Bomb plot defendant denied files by court
Updated: 2014-06-19 07:08
By Reuters in Chicago (China Daily)
Lawyers for a man accused of plotting to bomb a Chicago bar have been barred by a US federal court from seeing documents relating to his case that are classified under a recent US spying law.
On Monday, the 7th US Circuit Court of Appeals overruled a landmark lower court decision that allowed lawyers for the defendant, Adel Daoud, to view classified material relating to his arrest and trial. The documents relate to search warrant applications presented to a court established under the Foreign Intelligence Surveillance Act.
Daoud was arrested after electronic monitoring conducted under FISA. His case has drawn widespread interest because it touches on government surveillance issues raised by former security contractor Edward Snowden, who leaked classified material on government surveillance programs.
US District Judge Sharon Johnson Coleman ruled in January that Daoud's defense team should be allowed to see the FISA-related documents, as they may have a bearing on his defense.

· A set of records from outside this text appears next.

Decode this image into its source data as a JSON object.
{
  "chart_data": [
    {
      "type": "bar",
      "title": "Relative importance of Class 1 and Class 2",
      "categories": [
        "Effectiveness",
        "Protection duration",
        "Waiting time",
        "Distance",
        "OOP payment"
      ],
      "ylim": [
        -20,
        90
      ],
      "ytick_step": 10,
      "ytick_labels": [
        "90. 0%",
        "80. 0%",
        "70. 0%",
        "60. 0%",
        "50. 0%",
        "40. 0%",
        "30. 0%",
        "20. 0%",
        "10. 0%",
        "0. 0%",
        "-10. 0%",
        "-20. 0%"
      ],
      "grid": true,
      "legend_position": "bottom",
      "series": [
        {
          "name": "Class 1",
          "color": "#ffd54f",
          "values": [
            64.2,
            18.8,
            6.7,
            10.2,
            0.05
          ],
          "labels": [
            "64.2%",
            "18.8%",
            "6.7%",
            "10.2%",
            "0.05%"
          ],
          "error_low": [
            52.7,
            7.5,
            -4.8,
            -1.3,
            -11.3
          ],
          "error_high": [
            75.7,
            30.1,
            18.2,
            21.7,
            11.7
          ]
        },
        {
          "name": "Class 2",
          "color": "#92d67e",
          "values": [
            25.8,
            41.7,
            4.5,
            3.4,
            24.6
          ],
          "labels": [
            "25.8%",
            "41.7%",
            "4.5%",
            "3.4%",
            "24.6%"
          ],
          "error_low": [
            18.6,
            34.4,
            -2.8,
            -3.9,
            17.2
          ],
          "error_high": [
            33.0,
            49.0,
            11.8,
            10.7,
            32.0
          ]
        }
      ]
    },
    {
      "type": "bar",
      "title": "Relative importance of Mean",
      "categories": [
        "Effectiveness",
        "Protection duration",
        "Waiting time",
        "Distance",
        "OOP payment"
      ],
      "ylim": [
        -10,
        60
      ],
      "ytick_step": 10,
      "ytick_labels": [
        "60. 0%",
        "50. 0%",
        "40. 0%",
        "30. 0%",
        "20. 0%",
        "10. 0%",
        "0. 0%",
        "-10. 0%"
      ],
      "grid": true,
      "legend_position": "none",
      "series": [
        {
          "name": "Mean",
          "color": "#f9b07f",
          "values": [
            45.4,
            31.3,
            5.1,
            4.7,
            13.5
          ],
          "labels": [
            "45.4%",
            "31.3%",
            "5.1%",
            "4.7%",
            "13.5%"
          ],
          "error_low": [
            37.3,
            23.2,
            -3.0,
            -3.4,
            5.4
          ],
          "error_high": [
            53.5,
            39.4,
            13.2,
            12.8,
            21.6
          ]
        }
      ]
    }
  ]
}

However, writing for the appeals court, Circuit Judge Richard Posner said not all judicial procedures need to be fully public. He said Coleman should have herself tried to determine whether the surveillance was legal before deciding whether the defense could see any of the material.
Thomas Anthony Durkin, a lawyer for Daoud, disagreed with the decision. Durkin said in an e-mail on Tuesday that the ruling is "another step in the continued creation of a two-tiered system of justice in federal courts."
Daoud is accused of accepting a phony car bomb from undercover FBI agents, parking it near a Chicago bar and pressing the trigger. He has pleaded not guilty to the crime, which is alleged to have taken place in 2012. His trial is scheduled to begin Nov 10.
According to The Guardian, Durkin argued in court that Daoud was working on a term paper on Osama bin Laden in 2012, and examination of the FISA documents might show whether this led the FBI to target him for a terrorism-related sting operation.
Posner said FISA attempts to strike a balance between "the interest in full openness of legal proceedings and the interest in national security".
"Our own study of the classified materials has convinced us that there are indeed compelling reasons of national security for their being classified," Posner said.